За столом сидело несколько человек — все грязные, бледные. Я сел на табурет. Некоторые переговаривались между собой. Их разговор раздражал меня.
Перед нами поставили кружки с горячим, жидким кофе… И к нему — ломоть хлеба. Я был голоден, но кусок не лез мне в горло. Я вскоре встал. На стене висело зеркало. Я робко взглянул в него и испугался.
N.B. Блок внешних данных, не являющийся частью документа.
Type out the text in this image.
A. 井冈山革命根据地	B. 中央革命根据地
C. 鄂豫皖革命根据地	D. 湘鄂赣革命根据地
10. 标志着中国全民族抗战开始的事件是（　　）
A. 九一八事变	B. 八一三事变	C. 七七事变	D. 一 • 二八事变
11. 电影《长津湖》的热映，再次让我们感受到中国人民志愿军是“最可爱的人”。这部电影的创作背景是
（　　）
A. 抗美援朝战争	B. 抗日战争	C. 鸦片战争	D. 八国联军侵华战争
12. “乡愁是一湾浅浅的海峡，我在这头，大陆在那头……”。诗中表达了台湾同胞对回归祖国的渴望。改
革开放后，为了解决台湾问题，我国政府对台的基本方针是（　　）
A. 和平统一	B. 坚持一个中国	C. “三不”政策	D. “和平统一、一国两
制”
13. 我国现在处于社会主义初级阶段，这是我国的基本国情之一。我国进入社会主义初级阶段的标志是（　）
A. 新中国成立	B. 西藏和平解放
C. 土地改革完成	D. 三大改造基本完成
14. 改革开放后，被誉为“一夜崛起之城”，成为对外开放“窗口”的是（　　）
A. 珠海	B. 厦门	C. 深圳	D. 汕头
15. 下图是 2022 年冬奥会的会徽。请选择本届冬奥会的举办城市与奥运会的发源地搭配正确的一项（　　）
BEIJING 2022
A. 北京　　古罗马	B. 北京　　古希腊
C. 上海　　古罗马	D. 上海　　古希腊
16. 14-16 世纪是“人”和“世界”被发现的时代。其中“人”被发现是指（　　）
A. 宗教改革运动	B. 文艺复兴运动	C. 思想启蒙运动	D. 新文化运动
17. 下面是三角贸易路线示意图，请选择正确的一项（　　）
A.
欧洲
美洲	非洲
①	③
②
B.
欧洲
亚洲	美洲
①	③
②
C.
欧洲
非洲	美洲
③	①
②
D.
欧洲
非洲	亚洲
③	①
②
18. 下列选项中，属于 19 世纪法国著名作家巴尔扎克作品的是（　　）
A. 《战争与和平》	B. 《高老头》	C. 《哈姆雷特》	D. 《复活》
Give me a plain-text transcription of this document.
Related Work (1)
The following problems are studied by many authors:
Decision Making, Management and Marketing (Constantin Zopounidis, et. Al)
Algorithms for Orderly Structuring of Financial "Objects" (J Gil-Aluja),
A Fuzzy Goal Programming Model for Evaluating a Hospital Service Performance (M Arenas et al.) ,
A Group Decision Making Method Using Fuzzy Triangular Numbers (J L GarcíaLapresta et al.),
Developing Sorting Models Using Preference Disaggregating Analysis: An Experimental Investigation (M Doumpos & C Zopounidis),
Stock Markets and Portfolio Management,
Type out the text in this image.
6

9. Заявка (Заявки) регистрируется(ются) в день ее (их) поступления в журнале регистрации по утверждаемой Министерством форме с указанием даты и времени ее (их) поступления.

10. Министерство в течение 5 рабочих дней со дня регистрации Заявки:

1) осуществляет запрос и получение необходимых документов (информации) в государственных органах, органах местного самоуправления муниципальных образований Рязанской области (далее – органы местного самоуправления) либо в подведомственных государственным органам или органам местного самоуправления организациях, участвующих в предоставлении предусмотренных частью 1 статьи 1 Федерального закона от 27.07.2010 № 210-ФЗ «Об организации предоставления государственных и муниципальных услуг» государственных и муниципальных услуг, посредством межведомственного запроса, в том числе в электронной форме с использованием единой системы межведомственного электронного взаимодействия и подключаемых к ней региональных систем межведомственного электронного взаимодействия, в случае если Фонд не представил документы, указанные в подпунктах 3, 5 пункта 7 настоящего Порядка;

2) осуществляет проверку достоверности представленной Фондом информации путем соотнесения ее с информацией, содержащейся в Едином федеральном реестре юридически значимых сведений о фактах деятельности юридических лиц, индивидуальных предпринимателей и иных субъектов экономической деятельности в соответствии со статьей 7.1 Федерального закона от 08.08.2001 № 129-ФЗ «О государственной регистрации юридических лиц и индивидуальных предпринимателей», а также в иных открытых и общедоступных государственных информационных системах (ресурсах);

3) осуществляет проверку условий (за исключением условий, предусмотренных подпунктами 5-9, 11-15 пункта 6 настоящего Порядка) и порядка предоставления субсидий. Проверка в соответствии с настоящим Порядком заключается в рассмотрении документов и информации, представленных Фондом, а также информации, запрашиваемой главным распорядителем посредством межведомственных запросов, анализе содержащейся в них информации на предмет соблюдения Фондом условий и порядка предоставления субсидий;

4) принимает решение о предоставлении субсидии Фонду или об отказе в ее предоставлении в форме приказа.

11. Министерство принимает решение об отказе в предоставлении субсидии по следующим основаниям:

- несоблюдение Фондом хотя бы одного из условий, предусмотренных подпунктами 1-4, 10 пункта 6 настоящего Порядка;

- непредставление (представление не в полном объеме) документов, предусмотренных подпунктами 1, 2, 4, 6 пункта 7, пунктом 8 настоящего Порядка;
Я увидел белое пятно и на нем два темных глаза.
Вечером меня погрузили в санитарную машину. Для этого мне пришлось лечь на носилки, и меня укрыли тонким одеялом. Затем носилки подняли и задвинули наверх в темный кузов машины. Подо мной уже лежали двое. Потом справа от меня задвинули еще носилки с человеком. Задний борт машины захлопнули и заперли. Сквозь щель пробивался тусклый свет.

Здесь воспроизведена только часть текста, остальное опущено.